В одну из таких бессонных ночей Ковалевская написала Миттаг-Леффлеру: «Как я благодарна вам за вашу дружбу! Да, право, я начинаю думать, что это единственно хорошее, что было послано мне в жизни, и как мне совестно, что я до сих пор так мало сделала, чтобы доказать вам, как глубоко я ценю ее. Но не вините меня за это, дорогой Геста: я, право, совершенно не владею собой в настоящую минуту. Со всех сторон мне присылают поздравительные письма, а я, по странной иронии судьбы, еще никогда не чувствовала себя такой несчастной, как теперь. Несчастна, как собака! Впрочем, я думаю, что собаки, к своему счастью, не могут быть никогда так несчастны, как люди, и, в особенности, как женщины.
Но я надеюсь со временем сделаться благоразумнее.
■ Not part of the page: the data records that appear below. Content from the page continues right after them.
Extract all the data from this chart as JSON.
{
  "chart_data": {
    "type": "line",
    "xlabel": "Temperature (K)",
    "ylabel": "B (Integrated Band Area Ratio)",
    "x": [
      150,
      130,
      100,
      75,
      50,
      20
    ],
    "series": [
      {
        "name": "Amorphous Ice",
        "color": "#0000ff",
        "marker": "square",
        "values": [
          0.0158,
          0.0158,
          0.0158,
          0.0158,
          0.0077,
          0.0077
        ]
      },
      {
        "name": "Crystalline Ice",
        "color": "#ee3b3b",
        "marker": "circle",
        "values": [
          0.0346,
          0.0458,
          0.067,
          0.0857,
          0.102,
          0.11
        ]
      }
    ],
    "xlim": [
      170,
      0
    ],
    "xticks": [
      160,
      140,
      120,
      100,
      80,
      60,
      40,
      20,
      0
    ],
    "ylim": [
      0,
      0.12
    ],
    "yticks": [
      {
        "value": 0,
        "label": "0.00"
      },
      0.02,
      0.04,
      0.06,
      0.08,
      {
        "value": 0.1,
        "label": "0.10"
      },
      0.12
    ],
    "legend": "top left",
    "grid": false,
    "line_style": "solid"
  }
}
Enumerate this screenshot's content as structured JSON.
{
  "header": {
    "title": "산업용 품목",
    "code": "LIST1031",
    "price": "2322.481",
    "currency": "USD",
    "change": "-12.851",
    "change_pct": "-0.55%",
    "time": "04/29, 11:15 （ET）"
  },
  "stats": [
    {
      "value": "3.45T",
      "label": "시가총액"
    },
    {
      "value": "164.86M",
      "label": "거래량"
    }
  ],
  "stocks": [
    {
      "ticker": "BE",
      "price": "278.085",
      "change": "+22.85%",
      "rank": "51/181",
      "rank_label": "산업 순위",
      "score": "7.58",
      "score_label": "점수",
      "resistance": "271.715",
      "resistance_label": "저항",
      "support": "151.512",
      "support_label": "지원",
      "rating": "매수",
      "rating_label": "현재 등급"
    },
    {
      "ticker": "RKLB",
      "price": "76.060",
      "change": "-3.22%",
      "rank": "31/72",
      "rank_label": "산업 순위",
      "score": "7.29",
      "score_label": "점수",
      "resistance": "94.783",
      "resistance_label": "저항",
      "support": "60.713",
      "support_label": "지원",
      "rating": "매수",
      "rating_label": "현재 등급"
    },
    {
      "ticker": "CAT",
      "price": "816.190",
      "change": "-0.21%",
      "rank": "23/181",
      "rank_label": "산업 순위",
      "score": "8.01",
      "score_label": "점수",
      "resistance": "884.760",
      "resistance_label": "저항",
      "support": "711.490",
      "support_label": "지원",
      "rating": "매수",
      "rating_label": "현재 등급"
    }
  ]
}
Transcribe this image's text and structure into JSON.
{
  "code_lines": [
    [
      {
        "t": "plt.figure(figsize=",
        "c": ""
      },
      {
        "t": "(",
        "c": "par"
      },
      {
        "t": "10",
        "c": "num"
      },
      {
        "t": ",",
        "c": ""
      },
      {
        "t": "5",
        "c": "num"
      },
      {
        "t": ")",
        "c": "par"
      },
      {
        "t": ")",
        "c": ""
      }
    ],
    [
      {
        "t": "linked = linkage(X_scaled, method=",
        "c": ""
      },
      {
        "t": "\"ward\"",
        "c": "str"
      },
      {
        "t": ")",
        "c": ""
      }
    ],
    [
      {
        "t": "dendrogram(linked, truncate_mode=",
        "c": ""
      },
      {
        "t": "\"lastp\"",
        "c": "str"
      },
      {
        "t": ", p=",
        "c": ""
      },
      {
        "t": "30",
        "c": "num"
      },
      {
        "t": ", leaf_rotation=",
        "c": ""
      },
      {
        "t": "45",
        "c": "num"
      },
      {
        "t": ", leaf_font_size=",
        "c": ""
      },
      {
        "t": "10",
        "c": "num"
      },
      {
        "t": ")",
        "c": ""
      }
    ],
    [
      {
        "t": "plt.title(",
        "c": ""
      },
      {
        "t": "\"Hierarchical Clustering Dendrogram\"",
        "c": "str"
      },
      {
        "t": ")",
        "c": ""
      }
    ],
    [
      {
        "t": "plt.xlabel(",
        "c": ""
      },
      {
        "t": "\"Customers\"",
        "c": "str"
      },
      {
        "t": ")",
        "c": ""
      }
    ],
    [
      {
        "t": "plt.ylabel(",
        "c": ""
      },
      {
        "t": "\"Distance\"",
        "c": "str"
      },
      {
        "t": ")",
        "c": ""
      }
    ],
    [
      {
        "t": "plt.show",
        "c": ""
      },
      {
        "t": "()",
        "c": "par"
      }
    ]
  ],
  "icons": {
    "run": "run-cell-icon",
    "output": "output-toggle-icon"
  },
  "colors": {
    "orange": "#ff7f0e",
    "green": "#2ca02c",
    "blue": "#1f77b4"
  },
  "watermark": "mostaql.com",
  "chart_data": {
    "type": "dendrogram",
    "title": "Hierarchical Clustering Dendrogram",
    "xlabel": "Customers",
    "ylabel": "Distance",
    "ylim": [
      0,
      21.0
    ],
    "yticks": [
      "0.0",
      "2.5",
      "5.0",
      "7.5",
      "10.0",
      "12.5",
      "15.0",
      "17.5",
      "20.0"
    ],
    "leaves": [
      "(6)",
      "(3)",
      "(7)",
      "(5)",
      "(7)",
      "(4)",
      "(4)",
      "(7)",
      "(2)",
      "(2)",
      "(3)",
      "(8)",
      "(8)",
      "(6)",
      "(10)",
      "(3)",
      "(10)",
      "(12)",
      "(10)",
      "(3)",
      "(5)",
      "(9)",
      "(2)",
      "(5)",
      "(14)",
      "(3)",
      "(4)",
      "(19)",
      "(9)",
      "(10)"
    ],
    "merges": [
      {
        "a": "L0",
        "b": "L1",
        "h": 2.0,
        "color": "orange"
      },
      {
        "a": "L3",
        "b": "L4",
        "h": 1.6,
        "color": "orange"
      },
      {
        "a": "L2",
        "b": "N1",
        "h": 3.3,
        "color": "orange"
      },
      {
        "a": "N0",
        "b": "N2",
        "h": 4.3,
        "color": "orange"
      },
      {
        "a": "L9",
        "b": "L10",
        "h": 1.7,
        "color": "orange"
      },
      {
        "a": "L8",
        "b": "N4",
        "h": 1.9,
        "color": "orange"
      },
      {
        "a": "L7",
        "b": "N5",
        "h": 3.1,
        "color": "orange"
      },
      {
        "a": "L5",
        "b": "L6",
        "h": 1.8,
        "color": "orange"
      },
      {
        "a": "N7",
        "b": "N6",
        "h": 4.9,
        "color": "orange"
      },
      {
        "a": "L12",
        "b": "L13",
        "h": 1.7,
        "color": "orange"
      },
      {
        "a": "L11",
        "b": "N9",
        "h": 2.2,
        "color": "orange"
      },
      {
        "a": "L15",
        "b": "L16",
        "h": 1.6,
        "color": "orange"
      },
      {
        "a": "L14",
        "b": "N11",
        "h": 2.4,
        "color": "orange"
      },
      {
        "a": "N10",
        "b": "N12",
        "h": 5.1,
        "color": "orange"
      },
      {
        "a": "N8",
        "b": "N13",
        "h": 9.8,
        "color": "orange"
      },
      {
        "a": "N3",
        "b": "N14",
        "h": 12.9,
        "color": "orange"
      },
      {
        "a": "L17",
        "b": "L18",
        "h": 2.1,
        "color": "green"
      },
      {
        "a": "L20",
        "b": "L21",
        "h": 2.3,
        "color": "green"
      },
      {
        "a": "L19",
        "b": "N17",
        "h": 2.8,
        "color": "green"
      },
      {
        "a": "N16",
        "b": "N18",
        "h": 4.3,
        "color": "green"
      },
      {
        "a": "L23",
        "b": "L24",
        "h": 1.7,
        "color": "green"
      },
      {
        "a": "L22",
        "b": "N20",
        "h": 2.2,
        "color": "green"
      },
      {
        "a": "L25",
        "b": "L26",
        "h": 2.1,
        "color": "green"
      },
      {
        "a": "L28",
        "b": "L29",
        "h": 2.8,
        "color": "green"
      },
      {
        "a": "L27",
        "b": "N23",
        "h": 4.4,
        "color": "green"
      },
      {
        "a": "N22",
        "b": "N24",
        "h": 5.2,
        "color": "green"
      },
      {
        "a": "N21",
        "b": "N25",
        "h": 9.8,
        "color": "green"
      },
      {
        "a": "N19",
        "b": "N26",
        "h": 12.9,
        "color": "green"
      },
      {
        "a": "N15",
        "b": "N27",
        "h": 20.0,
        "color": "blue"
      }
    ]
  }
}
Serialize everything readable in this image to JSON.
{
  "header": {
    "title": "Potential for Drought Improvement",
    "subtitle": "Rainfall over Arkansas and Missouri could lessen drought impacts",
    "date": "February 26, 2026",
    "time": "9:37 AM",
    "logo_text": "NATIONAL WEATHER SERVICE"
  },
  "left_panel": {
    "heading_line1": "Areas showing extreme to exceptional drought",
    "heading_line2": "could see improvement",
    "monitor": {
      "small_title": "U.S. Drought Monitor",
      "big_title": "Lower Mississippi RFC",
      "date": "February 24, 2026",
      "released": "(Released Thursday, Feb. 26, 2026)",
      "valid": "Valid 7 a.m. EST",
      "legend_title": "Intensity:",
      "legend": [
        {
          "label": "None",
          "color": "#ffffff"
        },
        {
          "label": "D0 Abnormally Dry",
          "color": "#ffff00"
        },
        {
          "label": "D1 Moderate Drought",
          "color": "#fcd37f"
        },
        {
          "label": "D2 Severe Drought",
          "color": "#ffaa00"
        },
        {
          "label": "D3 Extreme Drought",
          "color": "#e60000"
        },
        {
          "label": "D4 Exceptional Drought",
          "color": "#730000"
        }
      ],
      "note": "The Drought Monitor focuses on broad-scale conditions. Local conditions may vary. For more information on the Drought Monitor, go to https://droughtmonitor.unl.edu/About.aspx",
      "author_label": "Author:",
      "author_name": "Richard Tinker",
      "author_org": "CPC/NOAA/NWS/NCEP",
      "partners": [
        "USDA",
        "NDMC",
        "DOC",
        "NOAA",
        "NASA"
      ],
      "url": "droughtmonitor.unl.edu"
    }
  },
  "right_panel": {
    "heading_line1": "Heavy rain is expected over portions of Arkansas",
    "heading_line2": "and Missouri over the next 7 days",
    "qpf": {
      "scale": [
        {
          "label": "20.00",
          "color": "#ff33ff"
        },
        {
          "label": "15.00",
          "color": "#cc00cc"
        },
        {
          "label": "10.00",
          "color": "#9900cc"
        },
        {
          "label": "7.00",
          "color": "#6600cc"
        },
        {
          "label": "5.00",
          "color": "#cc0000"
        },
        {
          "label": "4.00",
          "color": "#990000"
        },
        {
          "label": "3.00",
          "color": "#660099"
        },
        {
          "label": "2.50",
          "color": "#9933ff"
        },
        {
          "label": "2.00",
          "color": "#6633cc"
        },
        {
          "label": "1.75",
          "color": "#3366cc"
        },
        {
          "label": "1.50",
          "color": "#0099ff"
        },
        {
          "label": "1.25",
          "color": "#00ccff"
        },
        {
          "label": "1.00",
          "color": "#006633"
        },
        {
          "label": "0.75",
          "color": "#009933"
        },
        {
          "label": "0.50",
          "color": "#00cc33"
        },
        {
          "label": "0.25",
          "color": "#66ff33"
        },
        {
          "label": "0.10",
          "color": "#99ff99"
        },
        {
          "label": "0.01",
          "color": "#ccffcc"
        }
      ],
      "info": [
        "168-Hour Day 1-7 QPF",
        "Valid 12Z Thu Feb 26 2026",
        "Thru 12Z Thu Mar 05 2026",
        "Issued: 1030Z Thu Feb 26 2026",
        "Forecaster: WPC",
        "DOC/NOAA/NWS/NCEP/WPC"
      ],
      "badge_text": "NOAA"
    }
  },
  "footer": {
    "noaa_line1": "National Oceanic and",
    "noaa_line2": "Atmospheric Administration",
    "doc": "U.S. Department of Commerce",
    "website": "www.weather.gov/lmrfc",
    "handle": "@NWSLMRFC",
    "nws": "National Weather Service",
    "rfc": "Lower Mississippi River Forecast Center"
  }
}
По крайней мере употреблю все усилия, чтобы приняться вновь за работу и заинтересоваться практическими вещами, и тогда я, конечно, отдамся всецело под ваше руководство и буду делать все, что вы захотите.
В настоящую минуту единственное, что я могу сделать, это сохранить про себя свое горе, скрыть его в глубине своей души, стараться вести себя возможно осмотрительнее в обществе и не давать поводов для разговоров о себе… Сохраните мне вашу дружбу: я в ней сильно нуждаюсь, уверяю вас».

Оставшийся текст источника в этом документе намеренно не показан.